Is there an ideal guest that you would want to bring on? 
There's a lot, there's definitely a lot, depending on the topic, but there's people in general I would love to have a conversation with, like Michaela Coel, I don't know how I’d be able to conduct that interview as i’d be fangirling, but I’d love to sit down and talk to her. 
If you could give one piece of advice to someone struggling against societal systems of binaries, what would it be? 
I would definitely say listen to the episode! But also I think I would say that a lot of the things you feel are because people have put them on you, it’s not to do with who you are, and there is nothing wrong with you, it’s the world. In the Side A and Side B of the conversation. On the episode Is It Always Binary, they speak about it better than I ever could.
  
Where do you see your activism going in the near future? Do you have any further upcoming projects in motion? 
I do, I have a lot of ideas, I think I want to move into the broadcasting space, I want it to be less about influencing or activism, and move into conversations. I’d also like to grow Girls Will Be Boys, as a platform, and reach the people that it would help, who haven’t had the chance to access it that may need the support.  

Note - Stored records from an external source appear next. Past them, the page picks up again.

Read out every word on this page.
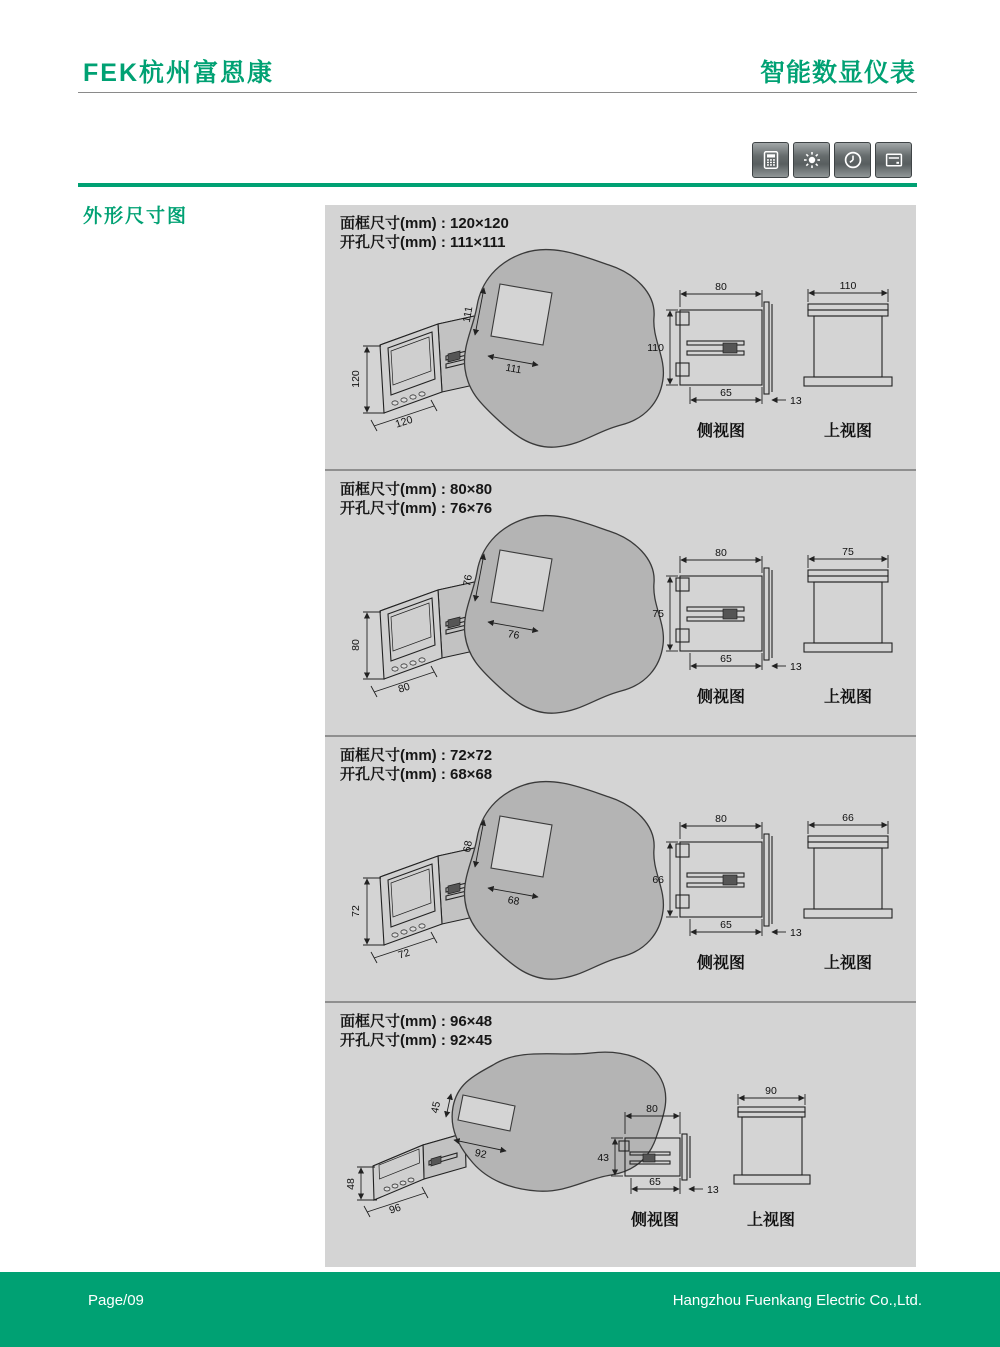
FEK杭州富恩康	智能数显仪表
外形尺寸图	面框尺寸(mm) : 120×120
开孔尺寸(mm) : 111×111
120
120
111
111
80
110
65
13
侧视图
110
上视图
面框尺寸(mm) : 80×80
开孔尺寸(mm) : 76×76
80
80
76
76
80
75
65
13
侧视图
75
上视图
面框尺寸(mm) : 72×72
开孔尺寸(mm) : 68×68
72
72
68
68
80
66
65
13
侧视图
66
上视图
面框尺寸(mm) : 96×48
开孔尺寸(mm) : 92×45
48
96
45
92
80
43
65
13
侧视图
90
上视图
Page/09	Hangzhou Fuenkang Electric Co.,Ltd.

To finish, what would your ideal vision of your own progression be? What steps do people need to take to enable progression as a society? 
The steps other people need to take are just to start. I am a control freak, and a perfectionist, but I had to just start. There are things that I see in my first films where I feel like I wish I had done something different – but it just needed to be out there. So I'd say just start, start somewhere, it doesn’t matter where. I want progression to be more of a big deal, on the level that reaches the amount of people as say, Gurls Talk. I'd like to be able to work in different countries, and be able to bring people together in real life. I know that we are still kind of in the pandemic, kind of not, but just to have more physical things, and help more people where I am able to.